DMD 2.046.
std.array.insert seemed slow when I tried it, so I made a simple benchmark comparing it to a simple alternative using memmove.
When compiled with -O -release -inline, the lowest numbers I got where 127 ms for myInsert and 254 ms for std.array.insert. That's a 100% speedup just from using the most obvious implementation.
---
import std.array;
import std.perf;
import std.stdio;
import std.c.string;
enum COUNT = 100_000;
void myInsert(T)(ref T[] arr, size_t where, T value)
{
assert(where <= arr.length);
size_t oldLen = arr.length;
arr.length = arr.length + 1;
T* ptr = arr.ptr + where;
memmove(ptr + 1, ptr, (oldLen - where) * T.sizeof);
arr[where] = value;
}
void bench(alias insert)(ref int[] arr)
{
auto pc = new PerformanceCounter;
pc.start();
foreach (_; 0..10) {
arr.length = 0;
foreach (i; 0..COUNT)
insert(arr, i, i);
}
pc.stop();
writeln(pc.milliseconds);
}
void main()
{
int[] arr = new int[COUNT];
bench!(myInsert)(arr);
bench!(std.array.insert)(arr);
}
---
Comment #1 by torhu — 2012-08-01T15:56:03Z
I just revisited this. I tried with with DMD 2.046 again, just to be sure I'm doing the same benchmark, and I got:
myInsert(T) 130
insert(T,Range) 240
Basically the same numbers. Then I tried DMD 2.059 and got this:
myInsert(T) 123
insert(T,Range) if (isInputRange!(Range) && is(ElementEncodingType!(Range) : T))
78716
Wow. About 700 times slower. Not a very realistic use case, though.

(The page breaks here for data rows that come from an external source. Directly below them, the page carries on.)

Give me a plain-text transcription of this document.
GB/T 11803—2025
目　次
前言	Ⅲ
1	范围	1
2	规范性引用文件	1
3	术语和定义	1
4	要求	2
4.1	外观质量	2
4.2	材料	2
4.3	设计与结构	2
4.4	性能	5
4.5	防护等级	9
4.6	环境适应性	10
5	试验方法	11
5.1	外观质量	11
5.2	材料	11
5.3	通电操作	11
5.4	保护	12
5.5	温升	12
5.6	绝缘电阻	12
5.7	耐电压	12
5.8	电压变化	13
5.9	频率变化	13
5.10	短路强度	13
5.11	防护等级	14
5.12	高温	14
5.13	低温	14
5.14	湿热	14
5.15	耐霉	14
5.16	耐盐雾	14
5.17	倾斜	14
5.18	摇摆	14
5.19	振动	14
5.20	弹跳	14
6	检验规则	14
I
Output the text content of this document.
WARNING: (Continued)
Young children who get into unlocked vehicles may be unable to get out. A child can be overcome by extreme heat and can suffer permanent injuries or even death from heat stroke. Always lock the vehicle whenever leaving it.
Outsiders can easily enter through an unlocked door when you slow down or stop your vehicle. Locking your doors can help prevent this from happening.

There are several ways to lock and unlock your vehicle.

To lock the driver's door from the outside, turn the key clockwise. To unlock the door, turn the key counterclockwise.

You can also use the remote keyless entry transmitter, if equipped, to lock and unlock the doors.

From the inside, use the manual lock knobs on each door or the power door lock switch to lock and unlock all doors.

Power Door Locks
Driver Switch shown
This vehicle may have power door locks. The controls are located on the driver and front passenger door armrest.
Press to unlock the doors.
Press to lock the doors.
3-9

So I tried inserting in the middle instead (i/2 instead if i):
myInsert(T) 19694
insert(T,Range) if (isInputRange!(Range) && is(ElementEncodingType!(Range) : T))
210606
Well, that's only about 20 times slower.
I don't what's going on here, but this is pretty much in line with my general impression of Phobos 2. There should be a big ALPHA sticker on the whole thing.
Signed,
Disgruntled D1/Tango user
Comment #2 by andrei — 2012-08-01T16:46:38Z
Brought the code to date with:
----
import std.array;
import std.datetime;
import std.stdio;
import std.c.string;
enum COUNT = 100_000;
void myInsert(T)(ref T[] arr, size_t where, T value)
{
assert(where <= arr.length);
size_t oldLen = arr.length;
arr.length = arr.length + 1;
T* ptr = arr.ptr + where;
memmove(ptr + 1, ptr, (oldLen - where) * T.sizeof);
arr[where] = value;
}
void bench(alias insert)(ref int[] arr)
{
auto sw = StopWatch(AutoStart.yes);
foreach (_; 0..10) {
arr.length = 0;
foreach (i; 0..COUNT)
insert(arr, i, i);
}
writeln(sw.peek.msecs);
}
void main()
{
int[] arr = new int[COUNT];
bench!(myInsert)(arr);
bench!(std.array.insertInPlace)(arr);
}
----
I was able to measure a notable the performance mismatch. The culprit is:
----
void insertInPlace(T, U...)(ref T[] array, size_t pos, U stuff)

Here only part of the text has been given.